A gente se acostuma a acordar de manhã sobressaltado porque está na hora. A tomar o café correndo porque está atrasado. A ler o jornal no ônibus porque não pode perder o tempo da viagem. A comer sanduíche porque não dá para almoçar. A sair do trabalho porque já é noite. A cochilar no ônibus porque está cansado. A deitar cedo e dormir pesado sem ter vivido o dia.

A gente se acostuma a abrir o jornal e a ler sobre a guerra. E, aceitando a guerra, aceita os mortos e que haja números para os mortos. E, aceitando os números, aceita não acreditar nas negociações de paz. E, não acreditando nas negociações de paz, aceita ler todo dia da guerra, dos números, da longa duração.

A gente se acostuma a esperar o dia inteiro e ouvir no telefone: hoje não posso ir. A sorrir para as pessoas sem receber um sorriso de volta. A ser ignorado quando precisava tanto ser visto.

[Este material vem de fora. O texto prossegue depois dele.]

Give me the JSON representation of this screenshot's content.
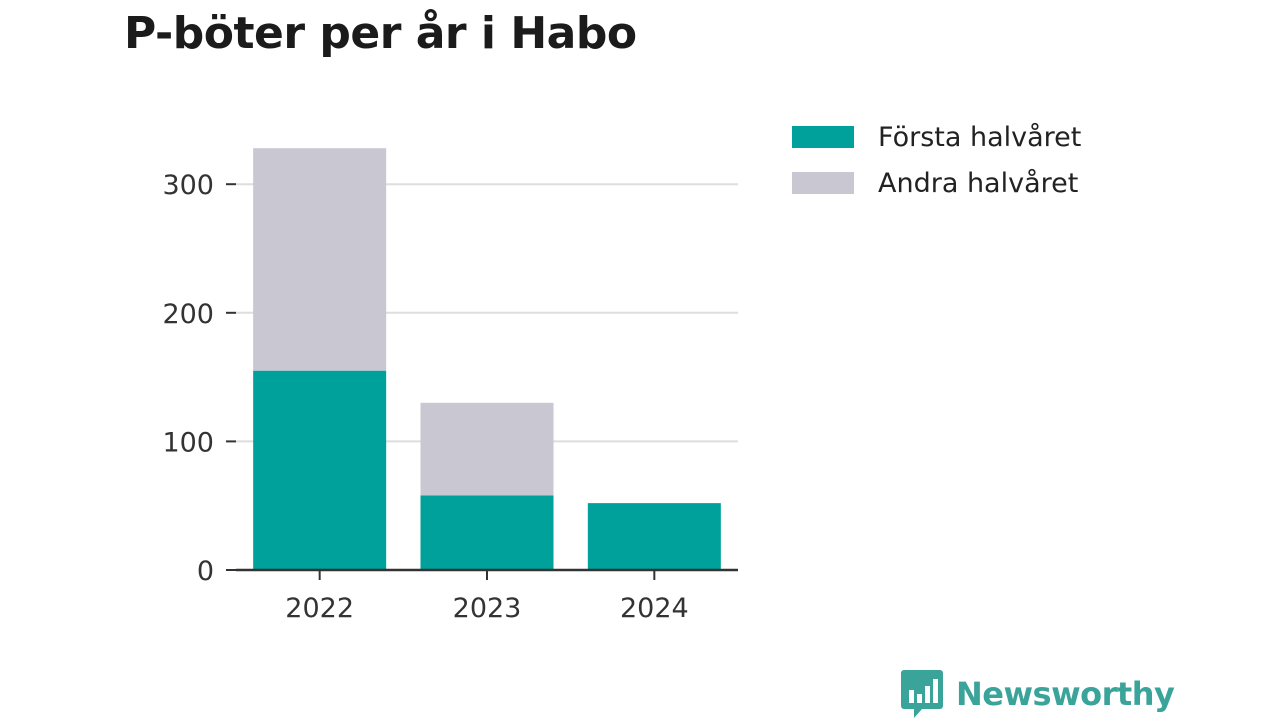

A gente se acostuma a pagar por tudo o que deseja e o de que necessita. E a lutar para ganhar o dinheiro com que pagar. E a ganhar menos do que precisa. E a fazer fila para pagar. E a pagar mais do que as coisas valem. E a saber que cada vez pagar mais. E a procurar mais trabalho, para ganhar mais dinheiro, para ter com que pagar nas filas em que se cobra.

A gente se acostuma a andar na rua e ver cartazes. A abrir as revistas e ver anúncios. A ligar a televisão e assistir a comerciais. A ir ao cinema e engolir publicidade. A ser instigado, conduzido, desnorteado, lançado na infindável catarata dos produtos.

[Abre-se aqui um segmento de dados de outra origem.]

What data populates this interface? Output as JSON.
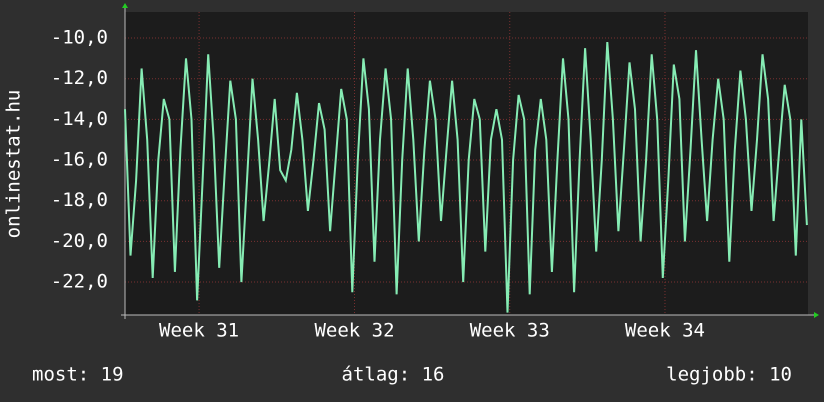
{
  "chart_data": {
    "type": "line",
    "y_label": "onlinestat.hu",
    "legend_items": [
      "most: 19",
      "átlag: 16",
      "legjobb: 10"
    ],
    "xlim": [
      0,
      30.8
    ],
    "xticks": [
      {
        "value": 3.34,
        "label": "Week 31"
      },
      {
        "value": 10.35,
        "label": "Week 32"
      },
      {
        "value": 17.35,
        "label": "Week 33"
      },
      {
        "value": 24.35,
        "label": "Week 34"
      }
    ],
    "ylim": [
      -23.62,
      -8.72
    ],
    "yticks": [
      {
        "value": -22,
        "label": "-22,0"
      },
      {
        "value": -20,
        "label": "-20,0"
      },
      {
        "value": -18,
        "label": "-18,0"
      },
      {
        "value": -16,
        "label": "-16,0"
      },
      {
        "value": -14,
        "label": "-14,0"
      },
      {
        "value": -12,
        "label": "-12,0"
      },
      {
        "value": -10,
        "label": "-10,0"
      }
    ],
    "grid": true,
    "x": [
      0,
      0.25,
      0.5,
      0.75,
      1,
      1.25,
      1.5,
      1.75,
      2,
      2.25,
      2.5,
      2.75,
      3,
      3.25,
      3.5,
      3.75,
      4,
      4.25,
      4.5,
      4.75,
      5,
      5.25,
      5.5,
      5.75,
      6,
      6.25,
      6.5,
      6.75,
      7,
      7.25,
      7.5,
      7.75,
      8,
      8.25,
      8.5,
      8.75,
      9,
      9.25,
      9.5,
      9.75,
      10,
      10.25,
      10.5,
      10.75,
      11,
      11.25,
      11.5,
      11.75,
      12,
      12.25,
      12.5,
      12.75,
      13,
      13.25,
      13.5,
      13.75,
      14,
      14.25,
      14.5,
      14.75,
      15,
      15.25,
      15.5,
      15.75,
      16,
      16.25,
      16.5,
      16.75,
      17,
      17.25,
      17.5,
      17.75,
      18,
      18.25,
      18.5,
      18.75,
      19,
      19.25,
      19.5,
      19.75,
      20,
      20.25,
      20.5,
      20.75,
      21,
      21.25,
      21.5,
      21.75,
      22,
      22.25,
      22.5,
      22.75,
      23,
      23.25,
      23.5,
      23.75,
      24,
      24.25,
      24.5,
      24.75,
      25,
      25.25,
      25.5,
      25.75,
      26,
      26.25,
      26.5,
      26.75,
      27,
      27.25,
      27.5,
      27.75,
      28,
      28.25,
      28.5,
      28.75,
      29,
      29.25,
      29.5,
      29.75,
      30,
      30.25,
      30.5,
      30.75
    ],
    "series": [
      {
        "name": "onlinestat.hu",
        "color": "#86ecb4",
        "values": [
          -13.5,
          -20.7,
          -17,
          -11.5,
          -15,
          -21.8,
          -16,
          -13,
          -14,
          -21.5,
          -15.5,
          -11,
          -14,
          -22.9,
          -17,
          -10.8,
          -15,
          -21.3,
          -16.5,
          -12.1,
          -14,
          -22,
          -17,
          -12,
          -15,
          -19,
          -16.2,
          -13,
          -16.5,
          -17,
          -15.5,
          -12.7,
          -15,
          -18.5,
          -16,
          -13.2,
          -14.5,
          -19.5,
          -16,
          -12.5,
          -14,
          -22.5,
          -16,
          -11,
          -13.5,
          -21,
          -15,
          -11.5,
          -14,
          -22.6,
          -16,
          -11.5,
          -15,
          -20,
          -15.5,
          -12.1,
          -14,
          -19,
          -15.5,
          -12.1,
          -15,
          -22,
          -16,
          -13,
          -14,
          -20.5,
          -15,
          -13.5,
          -15,
          -23.5,
          -16,
          -12.8,
          -14,
          -22.6,
          -15.5,
          -13,
          -15,
          -21.5,
          -16,
          -11,
          -14,
          -22.5,
          -16,
          -10.5,
          -15,
          -20.5,
          -16,
          -10.2,
          -14,
          -19.5,
          -15.5,
          -11.2,
          -13.5,
          -20,
          -16,
          -10.8,
          -14,
          -21.8,
          -17,
          -11.3,
          -13,
          -20,
          -15.5,
          -10.6,
          -15,
          -19,
          -15,
          -12,
          -14,
          -21,
          -15.5,
          -11.6,
          -14,
          -18.5,
          -15,
          -10.8,
          -13,
          -19,
          -15.5,
          -12.3,
          -14,
          -20.7,
          -14,
          -19.2
        ]
      }
    ]
  }
}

A gente se acostuma à poluição. Às salas fechadas de ar condicionado e cheiro de cigarro. À luz artificial de ligeiro tremor. Ao choque que os olhos levam na luz natural. Às bactérias da água potável. À contaminação da água do mar. À lenta morte dos rios. Se acostuma a não ouvir passarinho, a não ter galo de madrugada, a temer a hidrofobia dos cães, a não colher fruta no pé, a não ter sequer uma planta.

A gente se acostuma a coisas demais, para não sofrer. Em doses pequenas, tentando não perceber, vai afastando uma dor aqui, um ressentimento ali, uma revolta acolá. Se o cinema está cheio, a gente senta na primeira fila e torce um pouco o pescoço. Se a praia está contaminada, a gente molha só os pés e sua no resto do corpo. Se o trabalho está duro, a gente se consola pensando no fim de semana. E se no fim de semana não há muito o que fazer a gente vai dormir cedo e ainda fica satisfeito porque tem sempre sono atrasado.

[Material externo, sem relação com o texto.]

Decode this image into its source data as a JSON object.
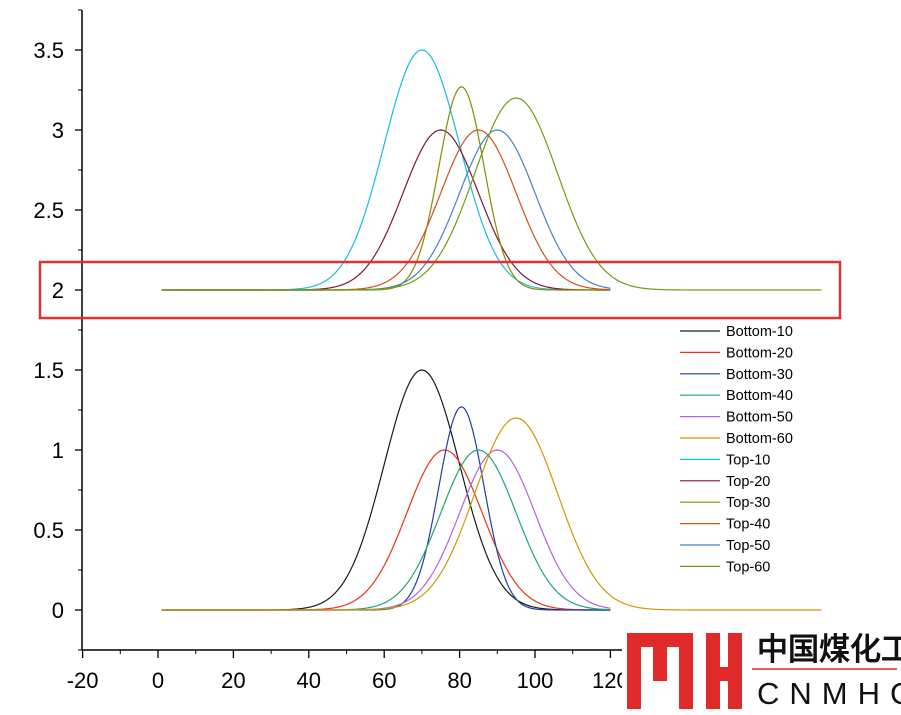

A gente se acostuma para não se ralar na aspereza, para preservar a pele. Se acostuma para evitar feridas, sangramentos, para esquivar-se de faca e baioneta, para poupar o peito. A gente se acostuma para poupar a vida. Que aos poucos se gasta, e que, gasta de tanto acostumar, se perde de si mesma.

Marina Colasanti (1972)
Marina Colasanti nasceu em Asmara, Etiópia, morou 11 anos na Itália e desde então vive no Brasil. Publicou vários livros de contos, crônicas, poemas e histórias infantis. Recebeu o Prêmio Jabuti com Eu sei mas não devia e também por Rota de Colisão. Dentre outros escreveu E por falar em Amor; Contos de Amor Rasgados; Aqui entre nós, Intimidade Pública, Eu Sozinha, Zooilógico, A Morada do Ser, A nova Mulher, Mulher daqui pra Frente e O leopardo é um animal delicado. Escreve, também, para revistas femininas e constantemente é convidada para cursos e palestras em todo o Brasil. É casada com o escritor e poeta Affonso Romano de Sant'Anna.


O texto acima foi extraído do livro "Eu sei, mas não devia", Editora Rocco - Rio de Janeiro, 1996, pág. 09.